O silêncio que fecunda a palavra: a propósito da oração
Lucas 11.1-13: De uma feita, estava Jesus orando em certo lugar; quando terminou, um dos seus discípulos lhe pediu: Senhor, ensina-nos a orar como também João ensinou aos seus discípulos. Então, ele os ensinou: Quando orardes, dizei:
Pai, santificado seja o teu nome; venha o teu reino; o pão nosso cotidiano dá-nos de dia em dia; perdoa-nos os nossos pecados, pois também nós perdoamos a todo o que nos deve; e não nos deixes cair em tentação.
Disse-lhes ainda Jesus: Qual dentre vós, tendo um amigo, e este for procurá-lo à meia-noite e lhe disser: Amigo, empresta-me três pães, pois um meu amigo, chegando de viagem, procurou-me, e eu nada tenho que lhe oferecer. E o outro lhe responda lá de dentro, dizendo: Não me importunes; a porta já está fechada, e os meus filhos comigo também já estão deitados. Não posso levantar-me para tos dar; digo-vos que, se não se levantar para dar-lhos por ser seu amigo, todavia, o fará por causa da importunação e lhe dará tudo o de que tiver necessidade.
Por isso, vos digo: Pedi, e dar-se-vos-á; buscai, e achareis; batei, e abrir-se-vos-á. Pois todo o que pede recebe; o que busca encontra; e a quem bate, abrir-se-lhe-á.
Qual dentre vós é o pai que, se o filho lhe pedir [pão, lhe dará uma pedra? Ou se pedir] um peixe, lhe dará em lugar de peixe uma cobra? Ou, se lhe pedir um ovo lhe dará um escorpião?
Ora, se vós, que sois maus, sabeis dar boas dádivas aos vossos filhos, quanto mais o Pai celestial dará o Espírito Santo àqueles que lho pedirem?

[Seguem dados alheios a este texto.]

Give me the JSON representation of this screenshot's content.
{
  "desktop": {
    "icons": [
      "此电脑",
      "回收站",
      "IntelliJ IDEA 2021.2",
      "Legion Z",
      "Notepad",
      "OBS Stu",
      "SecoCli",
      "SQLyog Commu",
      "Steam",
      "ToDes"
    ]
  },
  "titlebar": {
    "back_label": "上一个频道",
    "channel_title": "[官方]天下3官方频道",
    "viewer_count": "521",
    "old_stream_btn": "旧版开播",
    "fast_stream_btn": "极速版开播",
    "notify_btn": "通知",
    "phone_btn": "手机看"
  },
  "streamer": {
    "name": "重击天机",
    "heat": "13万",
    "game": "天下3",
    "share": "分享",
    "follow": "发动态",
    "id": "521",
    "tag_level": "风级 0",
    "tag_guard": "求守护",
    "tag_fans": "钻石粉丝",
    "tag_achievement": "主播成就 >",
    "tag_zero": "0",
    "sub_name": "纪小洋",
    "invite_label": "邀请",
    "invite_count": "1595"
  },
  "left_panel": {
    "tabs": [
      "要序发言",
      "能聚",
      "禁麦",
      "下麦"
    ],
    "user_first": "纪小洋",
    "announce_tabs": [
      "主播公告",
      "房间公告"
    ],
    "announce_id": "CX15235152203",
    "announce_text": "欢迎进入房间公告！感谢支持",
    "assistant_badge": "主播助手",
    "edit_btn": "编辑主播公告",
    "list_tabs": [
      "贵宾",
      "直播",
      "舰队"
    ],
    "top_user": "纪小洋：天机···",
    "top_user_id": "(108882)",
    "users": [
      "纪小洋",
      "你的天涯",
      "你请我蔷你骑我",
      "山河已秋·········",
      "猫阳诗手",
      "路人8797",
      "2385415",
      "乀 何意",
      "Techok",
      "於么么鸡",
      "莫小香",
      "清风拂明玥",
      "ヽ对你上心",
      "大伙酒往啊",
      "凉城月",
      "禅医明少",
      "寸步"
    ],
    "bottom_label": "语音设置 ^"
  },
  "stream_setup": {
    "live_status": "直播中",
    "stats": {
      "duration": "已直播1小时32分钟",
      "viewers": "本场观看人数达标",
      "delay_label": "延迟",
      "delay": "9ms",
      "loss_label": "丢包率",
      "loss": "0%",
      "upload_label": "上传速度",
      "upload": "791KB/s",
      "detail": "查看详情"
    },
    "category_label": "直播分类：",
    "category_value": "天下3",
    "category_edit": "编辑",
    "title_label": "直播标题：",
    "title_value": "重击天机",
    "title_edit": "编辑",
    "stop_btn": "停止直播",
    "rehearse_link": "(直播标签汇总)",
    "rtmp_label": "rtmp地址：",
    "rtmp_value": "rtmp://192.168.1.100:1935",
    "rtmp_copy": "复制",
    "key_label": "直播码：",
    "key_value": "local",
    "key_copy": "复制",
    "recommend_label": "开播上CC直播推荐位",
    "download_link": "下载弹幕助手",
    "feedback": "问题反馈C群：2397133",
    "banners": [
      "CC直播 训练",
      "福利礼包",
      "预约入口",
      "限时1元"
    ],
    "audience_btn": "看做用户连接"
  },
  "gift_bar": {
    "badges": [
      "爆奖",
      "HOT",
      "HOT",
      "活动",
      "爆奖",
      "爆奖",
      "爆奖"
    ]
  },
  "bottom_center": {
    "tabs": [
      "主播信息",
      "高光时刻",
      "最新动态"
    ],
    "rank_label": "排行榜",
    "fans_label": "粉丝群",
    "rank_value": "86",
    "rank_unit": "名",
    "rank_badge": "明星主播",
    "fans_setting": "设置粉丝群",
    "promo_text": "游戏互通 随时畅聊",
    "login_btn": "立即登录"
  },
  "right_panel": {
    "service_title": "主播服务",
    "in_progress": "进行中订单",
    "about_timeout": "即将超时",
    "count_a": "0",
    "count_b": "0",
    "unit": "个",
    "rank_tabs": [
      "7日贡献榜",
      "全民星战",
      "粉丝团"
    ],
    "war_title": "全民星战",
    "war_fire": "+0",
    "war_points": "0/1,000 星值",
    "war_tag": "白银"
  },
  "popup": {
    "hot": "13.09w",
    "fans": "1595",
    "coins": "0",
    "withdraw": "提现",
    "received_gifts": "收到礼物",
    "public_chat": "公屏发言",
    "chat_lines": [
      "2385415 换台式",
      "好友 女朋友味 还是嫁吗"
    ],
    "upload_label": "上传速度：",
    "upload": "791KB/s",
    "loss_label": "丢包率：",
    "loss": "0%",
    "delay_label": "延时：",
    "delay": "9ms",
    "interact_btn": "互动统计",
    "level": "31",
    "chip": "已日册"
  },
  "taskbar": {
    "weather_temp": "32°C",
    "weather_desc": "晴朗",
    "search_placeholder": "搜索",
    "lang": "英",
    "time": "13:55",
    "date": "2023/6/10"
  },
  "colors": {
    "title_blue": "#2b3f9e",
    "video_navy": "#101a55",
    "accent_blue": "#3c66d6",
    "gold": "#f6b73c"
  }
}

Mahatma Gandhi dizia que a oração é a respiração da alma, por isso, para ele, valia mais um coração sem palavras do que palavras sem um coração. Com o que concordam os antigos cristãos, para os quais a oração era mergulhar no Silêncio do qual emerge a Palavra que dá sentido à existência. Na escola da espiritualidade dos monges do Monte Athos, na Grécia, a finalidade era aprender a se calar diante do mistério divino, cuja revelação mais sublime é o amor. Por isso mesmo, nós ocidentais, podemos dizer como Agostinho que um coração que ama jamais para de orar, mesmo que não balbucie nenhuma palavra. A oração está para além do discurso: é calar-se silencioso como as montanhas e respirar no ritmo do oceano de compaixão. Eis o sentido possível da raiz grega “euchestai”, de onde vem o termo “proseuchestai”, escrito no Evangelho que hoje lemos.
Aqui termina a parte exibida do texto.